Lets be honest ,if you go to Jiffy Lube and get an oil-change, you get a checklist of what they did. It reassures you but more importantly, it reminds the Jiffy Lube employees not to miss someting important in the routine of their jobs.
So would a simple checklist help reduce medical mistakes in Maryland, the District of Columbia and nationwide?
Dr. Gawande made an appearance on January 6, 2010 on the much-loved Diane Rehm radio show to elaborate on "the Checklist" and many other topics. Among his conclusions, the widespread use of solitary confinement in this country constitutes torture or constitutionally proscribed "cruel and unusual punishment". http://wamu.org/programs/dr/10/01/06.php#29280
Dr. Gawande, while a proponent of checklists in intensive or critical care medicine, does not purport to have originated the idea. For that he focuses on Dr. Peter Pronovost of Johns Hopkins Hospital.
Dr. Pronovost put together a limited scope critical care checklist applicable to one of the biggest problems, infection.
Doctors had a simple list of procedures to which they were supposed to adhere when putting in a patient's central line: (1) wash their hands with soap, (2) clean the patient’s skin with chlorhexidine antiseptic, (3) put sterile drapes over the entire patient, (4) wear a sterile mask, hat, gown, and gloves, and (5) put a sterile dressing over the catheter site once the line is in.
He then asked nurses to keep track of doctor's adherence to this checklist. The findings were shocking, more than one third of the time, physicians failed to follow these simple procedures. So he persuaded these observant nurses to point out to the physicians involved when they skipped a step and lo, line infections dropped from eleven percent to zero.
In one year 8 lives were saved, 43 infections avoided and more than two million dollars saved.
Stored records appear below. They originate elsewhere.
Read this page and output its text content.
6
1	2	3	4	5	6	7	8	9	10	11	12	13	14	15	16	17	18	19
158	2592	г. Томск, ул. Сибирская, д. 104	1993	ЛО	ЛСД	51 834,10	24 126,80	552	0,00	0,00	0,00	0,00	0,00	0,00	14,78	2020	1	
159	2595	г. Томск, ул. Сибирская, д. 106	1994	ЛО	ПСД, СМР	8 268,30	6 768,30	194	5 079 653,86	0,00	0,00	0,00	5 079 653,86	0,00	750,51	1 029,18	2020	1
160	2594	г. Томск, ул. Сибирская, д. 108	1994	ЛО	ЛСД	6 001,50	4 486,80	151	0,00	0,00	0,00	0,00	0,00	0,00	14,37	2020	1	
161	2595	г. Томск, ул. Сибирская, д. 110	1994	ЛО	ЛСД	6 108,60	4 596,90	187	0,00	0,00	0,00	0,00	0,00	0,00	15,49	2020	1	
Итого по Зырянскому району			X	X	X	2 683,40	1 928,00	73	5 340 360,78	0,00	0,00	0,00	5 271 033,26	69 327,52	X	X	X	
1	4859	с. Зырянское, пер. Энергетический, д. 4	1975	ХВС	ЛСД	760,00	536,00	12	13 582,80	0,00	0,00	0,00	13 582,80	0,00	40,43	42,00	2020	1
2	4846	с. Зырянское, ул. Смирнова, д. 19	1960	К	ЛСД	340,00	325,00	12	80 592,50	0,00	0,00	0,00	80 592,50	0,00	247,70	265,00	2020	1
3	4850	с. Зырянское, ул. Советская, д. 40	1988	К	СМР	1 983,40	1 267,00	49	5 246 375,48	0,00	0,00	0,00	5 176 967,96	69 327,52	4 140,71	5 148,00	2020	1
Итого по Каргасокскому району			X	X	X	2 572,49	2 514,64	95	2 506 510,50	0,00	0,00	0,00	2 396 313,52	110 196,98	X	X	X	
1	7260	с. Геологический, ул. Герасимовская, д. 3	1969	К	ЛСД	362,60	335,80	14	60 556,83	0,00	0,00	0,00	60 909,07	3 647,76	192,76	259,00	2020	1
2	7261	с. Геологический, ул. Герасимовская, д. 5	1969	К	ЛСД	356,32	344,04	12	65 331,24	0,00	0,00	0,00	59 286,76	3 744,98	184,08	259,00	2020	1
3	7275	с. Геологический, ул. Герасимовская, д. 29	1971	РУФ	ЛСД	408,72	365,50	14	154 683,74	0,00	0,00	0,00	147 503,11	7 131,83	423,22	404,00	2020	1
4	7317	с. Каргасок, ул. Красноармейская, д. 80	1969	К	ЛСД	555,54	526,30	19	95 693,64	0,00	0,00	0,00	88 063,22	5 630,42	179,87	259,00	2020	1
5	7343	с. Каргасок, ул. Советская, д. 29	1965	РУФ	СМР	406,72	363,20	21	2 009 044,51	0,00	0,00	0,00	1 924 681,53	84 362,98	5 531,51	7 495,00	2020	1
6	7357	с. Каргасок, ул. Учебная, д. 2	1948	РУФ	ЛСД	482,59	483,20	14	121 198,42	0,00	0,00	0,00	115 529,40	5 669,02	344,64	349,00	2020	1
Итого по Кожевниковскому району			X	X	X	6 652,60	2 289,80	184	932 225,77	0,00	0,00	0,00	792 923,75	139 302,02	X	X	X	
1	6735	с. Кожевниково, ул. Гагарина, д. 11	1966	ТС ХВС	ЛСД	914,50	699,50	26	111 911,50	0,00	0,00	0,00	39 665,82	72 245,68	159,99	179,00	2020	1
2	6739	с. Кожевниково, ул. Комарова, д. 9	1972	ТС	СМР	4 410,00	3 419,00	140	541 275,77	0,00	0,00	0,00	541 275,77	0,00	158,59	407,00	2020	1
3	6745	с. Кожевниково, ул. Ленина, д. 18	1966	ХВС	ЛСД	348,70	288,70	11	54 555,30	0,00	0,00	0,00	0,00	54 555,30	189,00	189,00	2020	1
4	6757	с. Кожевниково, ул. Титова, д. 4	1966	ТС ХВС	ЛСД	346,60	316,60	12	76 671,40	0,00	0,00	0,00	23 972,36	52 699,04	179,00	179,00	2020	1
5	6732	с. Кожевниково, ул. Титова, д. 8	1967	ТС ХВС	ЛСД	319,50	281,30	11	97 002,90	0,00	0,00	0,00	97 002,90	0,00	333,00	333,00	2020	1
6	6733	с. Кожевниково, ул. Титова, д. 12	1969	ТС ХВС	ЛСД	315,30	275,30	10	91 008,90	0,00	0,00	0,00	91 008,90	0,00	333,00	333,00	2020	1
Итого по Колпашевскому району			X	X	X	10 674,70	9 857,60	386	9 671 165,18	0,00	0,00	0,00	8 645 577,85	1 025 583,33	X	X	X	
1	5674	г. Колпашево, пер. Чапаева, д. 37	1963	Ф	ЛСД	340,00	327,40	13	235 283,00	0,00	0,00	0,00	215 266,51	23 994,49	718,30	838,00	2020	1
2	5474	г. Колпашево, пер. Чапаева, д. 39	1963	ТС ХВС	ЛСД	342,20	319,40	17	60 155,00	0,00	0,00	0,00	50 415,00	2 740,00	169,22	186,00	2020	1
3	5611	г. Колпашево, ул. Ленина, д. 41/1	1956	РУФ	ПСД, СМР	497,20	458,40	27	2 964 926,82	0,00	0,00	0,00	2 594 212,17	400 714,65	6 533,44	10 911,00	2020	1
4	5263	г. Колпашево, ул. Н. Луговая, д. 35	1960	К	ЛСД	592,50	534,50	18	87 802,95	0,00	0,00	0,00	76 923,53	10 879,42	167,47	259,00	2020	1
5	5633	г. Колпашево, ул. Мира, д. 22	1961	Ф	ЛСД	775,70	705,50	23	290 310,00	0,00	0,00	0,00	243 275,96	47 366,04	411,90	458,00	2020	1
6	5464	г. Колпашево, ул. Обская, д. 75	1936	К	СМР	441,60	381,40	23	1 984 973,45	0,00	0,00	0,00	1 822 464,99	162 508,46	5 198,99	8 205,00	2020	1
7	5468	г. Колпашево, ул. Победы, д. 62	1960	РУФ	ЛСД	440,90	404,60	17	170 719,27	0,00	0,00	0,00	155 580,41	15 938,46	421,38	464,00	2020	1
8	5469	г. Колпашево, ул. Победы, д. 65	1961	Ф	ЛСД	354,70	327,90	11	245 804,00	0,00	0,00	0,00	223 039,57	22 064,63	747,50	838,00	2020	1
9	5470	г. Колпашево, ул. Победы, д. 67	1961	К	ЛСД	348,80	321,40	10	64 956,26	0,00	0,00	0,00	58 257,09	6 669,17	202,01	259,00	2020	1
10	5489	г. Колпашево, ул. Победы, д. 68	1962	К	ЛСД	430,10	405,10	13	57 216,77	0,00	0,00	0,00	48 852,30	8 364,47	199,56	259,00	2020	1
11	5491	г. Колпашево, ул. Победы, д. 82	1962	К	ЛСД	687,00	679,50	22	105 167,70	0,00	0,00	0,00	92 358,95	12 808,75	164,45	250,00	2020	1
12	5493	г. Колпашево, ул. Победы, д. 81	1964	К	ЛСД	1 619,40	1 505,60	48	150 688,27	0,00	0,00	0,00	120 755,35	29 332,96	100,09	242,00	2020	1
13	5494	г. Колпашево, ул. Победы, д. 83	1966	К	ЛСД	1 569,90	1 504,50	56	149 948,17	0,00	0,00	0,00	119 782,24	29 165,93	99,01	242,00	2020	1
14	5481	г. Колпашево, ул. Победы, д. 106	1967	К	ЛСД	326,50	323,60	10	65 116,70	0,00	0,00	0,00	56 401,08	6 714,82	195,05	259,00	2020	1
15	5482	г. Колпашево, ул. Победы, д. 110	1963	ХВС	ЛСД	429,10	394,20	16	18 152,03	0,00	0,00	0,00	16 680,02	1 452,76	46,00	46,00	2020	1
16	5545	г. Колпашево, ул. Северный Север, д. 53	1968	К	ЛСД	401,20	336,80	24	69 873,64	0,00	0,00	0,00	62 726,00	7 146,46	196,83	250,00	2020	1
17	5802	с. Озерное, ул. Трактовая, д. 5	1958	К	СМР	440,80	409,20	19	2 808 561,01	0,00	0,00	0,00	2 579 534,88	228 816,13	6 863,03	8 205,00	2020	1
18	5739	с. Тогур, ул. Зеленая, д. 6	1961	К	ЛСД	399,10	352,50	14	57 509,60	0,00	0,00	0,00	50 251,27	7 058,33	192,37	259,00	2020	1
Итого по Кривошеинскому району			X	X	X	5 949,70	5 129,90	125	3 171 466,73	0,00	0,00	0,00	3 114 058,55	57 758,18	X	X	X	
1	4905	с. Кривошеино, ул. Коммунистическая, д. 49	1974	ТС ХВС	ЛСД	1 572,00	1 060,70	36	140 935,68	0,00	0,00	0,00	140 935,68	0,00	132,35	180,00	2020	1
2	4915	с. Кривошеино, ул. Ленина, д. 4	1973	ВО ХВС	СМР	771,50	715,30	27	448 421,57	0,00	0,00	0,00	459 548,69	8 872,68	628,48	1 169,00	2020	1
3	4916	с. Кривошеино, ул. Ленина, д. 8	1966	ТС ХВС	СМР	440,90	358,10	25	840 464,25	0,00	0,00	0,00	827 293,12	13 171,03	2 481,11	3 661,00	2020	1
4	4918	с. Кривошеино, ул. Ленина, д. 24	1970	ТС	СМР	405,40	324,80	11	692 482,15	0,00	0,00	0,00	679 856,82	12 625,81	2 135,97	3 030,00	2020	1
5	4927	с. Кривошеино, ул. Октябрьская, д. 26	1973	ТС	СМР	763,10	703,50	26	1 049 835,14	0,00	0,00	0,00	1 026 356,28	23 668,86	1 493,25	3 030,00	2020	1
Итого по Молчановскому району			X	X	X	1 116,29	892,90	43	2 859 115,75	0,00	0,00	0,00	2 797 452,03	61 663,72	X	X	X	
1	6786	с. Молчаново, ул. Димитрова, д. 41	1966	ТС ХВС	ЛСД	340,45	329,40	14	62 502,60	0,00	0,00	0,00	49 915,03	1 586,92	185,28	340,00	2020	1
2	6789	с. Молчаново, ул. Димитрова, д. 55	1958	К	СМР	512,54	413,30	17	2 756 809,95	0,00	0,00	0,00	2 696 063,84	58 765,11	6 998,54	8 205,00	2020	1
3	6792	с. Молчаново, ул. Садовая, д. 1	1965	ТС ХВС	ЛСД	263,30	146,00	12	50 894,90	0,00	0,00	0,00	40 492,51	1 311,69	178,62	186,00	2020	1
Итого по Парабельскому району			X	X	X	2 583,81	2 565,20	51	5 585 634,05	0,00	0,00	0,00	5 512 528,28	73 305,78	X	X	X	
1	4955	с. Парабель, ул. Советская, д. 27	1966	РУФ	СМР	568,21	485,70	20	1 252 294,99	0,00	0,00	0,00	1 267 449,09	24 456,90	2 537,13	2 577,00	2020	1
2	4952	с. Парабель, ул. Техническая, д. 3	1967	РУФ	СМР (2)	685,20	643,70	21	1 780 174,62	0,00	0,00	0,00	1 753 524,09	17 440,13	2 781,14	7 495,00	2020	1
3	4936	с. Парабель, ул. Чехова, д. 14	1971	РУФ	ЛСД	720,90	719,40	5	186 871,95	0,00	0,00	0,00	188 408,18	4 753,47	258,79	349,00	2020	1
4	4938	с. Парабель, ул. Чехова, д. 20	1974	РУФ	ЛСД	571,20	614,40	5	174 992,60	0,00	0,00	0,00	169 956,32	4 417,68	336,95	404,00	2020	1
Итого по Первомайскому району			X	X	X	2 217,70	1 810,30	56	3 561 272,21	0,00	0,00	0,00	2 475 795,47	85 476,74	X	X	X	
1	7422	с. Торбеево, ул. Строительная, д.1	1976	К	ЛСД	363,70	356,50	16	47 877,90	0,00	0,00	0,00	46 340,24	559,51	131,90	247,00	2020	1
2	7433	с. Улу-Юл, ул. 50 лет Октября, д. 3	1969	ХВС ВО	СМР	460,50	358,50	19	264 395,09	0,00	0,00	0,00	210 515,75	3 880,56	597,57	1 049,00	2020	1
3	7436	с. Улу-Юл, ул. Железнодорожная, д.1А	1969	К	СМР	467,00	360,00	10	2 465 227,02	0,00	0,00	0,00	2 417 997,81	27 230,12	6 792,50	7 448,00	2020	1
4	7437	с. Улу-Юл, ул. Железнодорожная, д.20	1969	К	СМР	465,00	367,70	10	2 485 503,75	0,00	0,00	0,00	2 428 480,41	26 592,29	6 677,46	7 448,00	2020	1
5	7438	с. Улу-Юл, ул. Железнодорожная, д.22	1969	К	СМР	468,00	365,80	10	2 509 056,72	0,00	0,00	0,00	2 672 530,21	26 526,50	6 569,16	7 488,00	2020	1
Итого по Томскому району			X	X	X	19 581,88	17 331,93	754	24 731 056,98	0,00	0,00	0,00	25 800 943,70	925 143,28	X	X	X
This analysis does not even take into account the savings the hospital and its doctors enjoyed from avoiding medical malpractice lawsuits.
The success of this checklist led to more simple ones and the length of stays in the John Hopkins Intensive Care Unit, was reduced to half.
Dr. Pronovost took his ideas on the road to speak to physicians and hospital administrators who actively disliked "another form to fill out." Ultimately, his initiative came home to roost in Michigan where resistance was as usual, high. But the result of his checklists within the first three months, a drop in the rate of infection in Michigan's intensive care units of 66%. 66%!!
Sometimes the best medicine is simple. As a malpractice lawyer I see suspicious infections in many clients who have been in intensive care units. Yet, without a checklist there would be no way to catch the cause, in many instances a lazy shortcut from safe procedures by a doctor or nurse. Good prescription!